2. The mulberry leaf rice tofu of claim 1, wherein: the raw materials comprise the following components in parts by weight: 50 parts of rice, 100 parts of water, 17 parts of mulberry leaves and 2 parts of dietary alkali.

3. The mulberry leaf rice tofu of claim 1, wherein the mulberry leaf extract comprises mulberry leaf small molecule proteins and sanguinarine.

4. The mulberry leaf rice tofu of claim 3, wherein: the preparation method of the mulberry leaf extract comprises the following steps:

1) primary extraction: cleaning folium Mori, air drying, freezing with liquid nitrogen for 5-7min, pulverizing to particle size of 60-70 μm, adding citric acid solution to adjust ph to 4-6, adding cellulase, ultrasonic treating at 25KHz for 30-50min, and centrifuging to obtain supernatant and precipitate;

2) secondary extraction: adding sodium bicarbonate aqueous solution into the precipitate obtained in the step 1) to adjust the ph to be neutral, extracting with ethyl acetate twice, filtering to obtain filtrate and filter residue, distilling the filtrate under reduced pressure to remove the solvent, mixing with the supernatant, and spray drying to obtain sangphylline;

3) and (3) enzymolysis treatment: adding a sodium hydroxide solution into the filter residue obtained in the step 2) to adjust the pH value to 8-10, and then adding protease for enzymolysis to obtain a mulberry leaf crude protein solution;

4) enrichment: adding the enrichment solution into the crude mulberry leaf protein solution obtained in the step 3), and performing microwave treatment at the power of 300-500W for 45-70min at the temperature of 40-55 ℃ to obtain a protein enrichment solution;

5) debitterizing and stabilizing: adding lactobacillus and stabilizer into the protein enrichment liquid in the step 4), continuously stirring for 0.5-1.5h at 30-45 ℃, and performing ultrafiltration to retain molecules with molecular weight below 1000 to obtain the mulberry leaf micromolecule protein.

5. The mulberry leaf rice tofu of claim 4, wherein: the dosage of the cellulase in the step 1) is 7-12% of the dry mulberry leaves.

6. The mulberry leaf rice tofu of claim 4, wherein: the dosage of the protease in the step 3) is 4-16% of the filter residue.

7. The mulberry leaf rice tofu of claim 4, wherein: the enrichment liquid in the step 4) is prepared by mixing glycerol, ethyl acetate and water according to the weight ratio of 2-3: 1.3-1.7: 5-7 by mass ratio; the dosage of the enrichment liquid is 4-12% of the mulberry leaf crude protein liquid.

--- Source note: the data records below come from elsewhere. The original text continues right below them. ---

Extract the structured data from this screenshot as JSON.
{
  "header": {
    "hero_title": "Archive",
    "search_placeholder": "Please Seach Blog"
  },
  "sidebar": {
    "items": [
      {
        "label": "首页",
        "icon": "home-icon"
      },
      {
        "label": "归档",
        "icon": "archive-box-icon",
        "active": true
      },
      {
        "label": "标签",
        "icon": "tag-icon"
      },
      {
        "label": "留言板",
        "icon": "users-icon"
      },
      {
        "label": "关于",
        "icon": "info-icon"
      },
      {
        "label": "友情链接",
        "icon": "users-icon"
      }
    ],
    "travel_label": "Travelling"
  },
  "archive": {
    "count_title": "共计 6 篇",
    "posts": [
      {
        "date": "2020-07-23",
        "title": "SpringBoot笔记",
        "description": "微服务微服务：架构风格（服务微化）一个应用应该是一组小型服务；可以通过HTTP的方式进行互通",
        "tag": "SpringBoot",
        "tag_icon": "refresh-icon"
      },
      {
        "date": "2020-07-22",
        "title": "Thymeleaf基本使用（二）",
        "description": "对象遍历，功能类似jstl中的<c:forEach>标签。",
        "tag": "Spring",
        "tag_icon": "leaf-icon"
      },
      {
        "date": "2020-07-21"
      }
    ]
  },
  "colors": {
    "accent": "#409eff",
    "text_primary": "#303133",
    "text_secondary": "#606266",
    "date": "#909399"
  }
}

8. The mulberry leaf rice tofu of claim 4, wherein: the stabilizer includes but is not limited to amino acid, gelatin, and polyalcohol.

9. A method for preparing the mulberry leaf rice tofu according to claim 1, characterized in that: the preparation method comprises the following steps: soaking rice in water for 4 hr, grinding into rice pulp, sieving, adding edible alkali 0.8-1.0% of broken rice, decocting at 85-95 deg.C for 10-12min, cooling to 55-65 deg.C, adding Mulberry leaf alkali, decocting for 3-5min, stopping heating, cooling to 40-50 deg.C, adding mulberry leaf small molecular protein, molding, cooling, and shaping.